Traditional business intelligence technologies have helped the organizations to gain deeper insight from their data. With the help of intuitive charts, KPIs, verified numbers and facts, business can analyze customer choices, business trends, buying behaviors and preferences. Analytics have helped to predict the pattern for the future as well. This is great, thanks to the big data, analytics, and business intelligence technologies.
But, what next?
One key question these technologies were unable to address is:
- Why do customers make those choices
- Why some behaviour patterns are more common than others?
This is where a more qualititative approach can help the business, precisely what thick data is all about.
What is thick data?
Thick data is qualitative information that provides insights into the everyday emotional lives of consumers. It explains “why” questions such as:
- Why consumers have certain preferences?

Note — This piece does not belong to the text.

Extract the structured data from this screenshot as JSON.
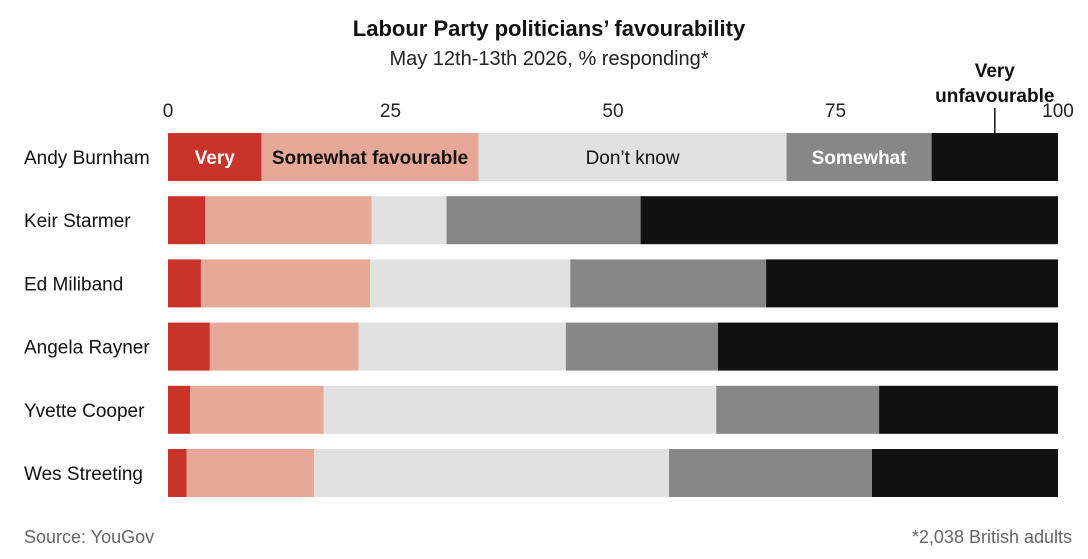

- Why they behave the way they do?
- Why certain trends stick?
Companies gather this data by conducting primary and secondary research in the form of surveys, focus groups, interviews, questionnaires, videos and other various methods. Ultimately, to understand people’s actions and what drives them to your business (or not), you need to understand the humanistic context in which they pursue these actions.
Case study of Lego using Thick Data
Lego is a Danish family-owned company based in Billund, Denmark. It is best known for the manufacture of Lego-brand toys, consisting mostly of interlocking plastic bricks. Company aims to inspire and develop the builders of tomorrow through creative play and learning.

Lego was near collapse in the early 2000’s because they lost touch with their customers.
After failed attempts to re-position the company with action figures and other concepts, Jorgen Vig Knudstorp, CEO of the Danish Lego firm, decided to engage in a major qualitative research project. Children in five major global cities were studied to help Lego better understand the emotional needs of children in relation to legos. After evaluating hours of video recordings of children playing with legos, a pattern emerged. Children were passionate about the “play experience” and the process of playing. Rather than the instant gratification of toys like action figures, children valued the experience of imagining and creating.
The results were clear; Lego needed to go back to marketing its traditional building blocks and focus less on action figures and toys. Today, Lego is once again a successful company, and thick data proved to be its savior.
How Samsung used Thick Data to drive its TV portfolio?
Samsung relied on external help for conducting hours of interviews, analysing videos and listening to conversations, while looking for an answer to “What does the TV mean in the modern household?”
Research revealed that to most people, TVs aren’t electronics, but furniture.

From this essential insight, the Samsung team redesigned their TVs, going for a modernist approach and changing their marketing strategy, based on customer feedback.
How exactly thick data can be used for your business?
Thick Data can bring a top-notch differentiator to any organization, thus helping businesses to uncover the kinds of insights that most of the quantitative approaches do not give. Lets explore some of the opportunities that thick data can bring to you.
- Product design
Xerox uses ethnographic methods alongside analytics and other BI methods. Ellen Issacs, a Xerox PARC ethnographer spoke about the importance of Thick Data in design: “even when you have a clear concept for a technology, you still need to design it so that it’s consistent with the way people think about their activities . . . you have to watch them doing what they do.”
Therefore a product design company should not only rely on what its analytics and AI systems have to say about customer preferences, also make use of thick data to enhance their offerings.
- Organization changes
Every organization needs a strategy to evolve over time to meet its objectives. This strategy comprises of actions a company intends to take to achieve long-term goals. Thick data can immensely help to meet organization strategy or re-implementation strategy changes.
Thick data experts can work alongside business leaders to understand the impact and context of changes to from a cultural perspective to determine which changes are advisable and how to navigate the process. Presense of thick data experts can minimize the disruptive impact that such changes can make.
- Corporate branding
An article published in the May 2013 issue of Fast Company magazine has an interesting account of a case where thick data champions won accolades at a time when big data experts failed to deliver. JCrew could not get the brand turnaround and that is when they employed thick data experts who understood what consumers wanted. One employee, Jenna Lyons was given the opportunity to implement iterative, experimental, and real-time testing of products with consumers. Her approach resonated with consumers, transforming Jcrew into a cult brand and tripling its revenues.
Organizations can increase their effort to gather more thick data about its consumers and market presense, that can help to make it branding more powerful.
Conclusion:
It’s crucial for successful companies to analyze the emotional way in which people use their products or services to develop a better understanding of their customers. By using thick data, companies can develop a positive relationship with their customers and it becomes easier for those companies to maintain happy customers and attract new ones.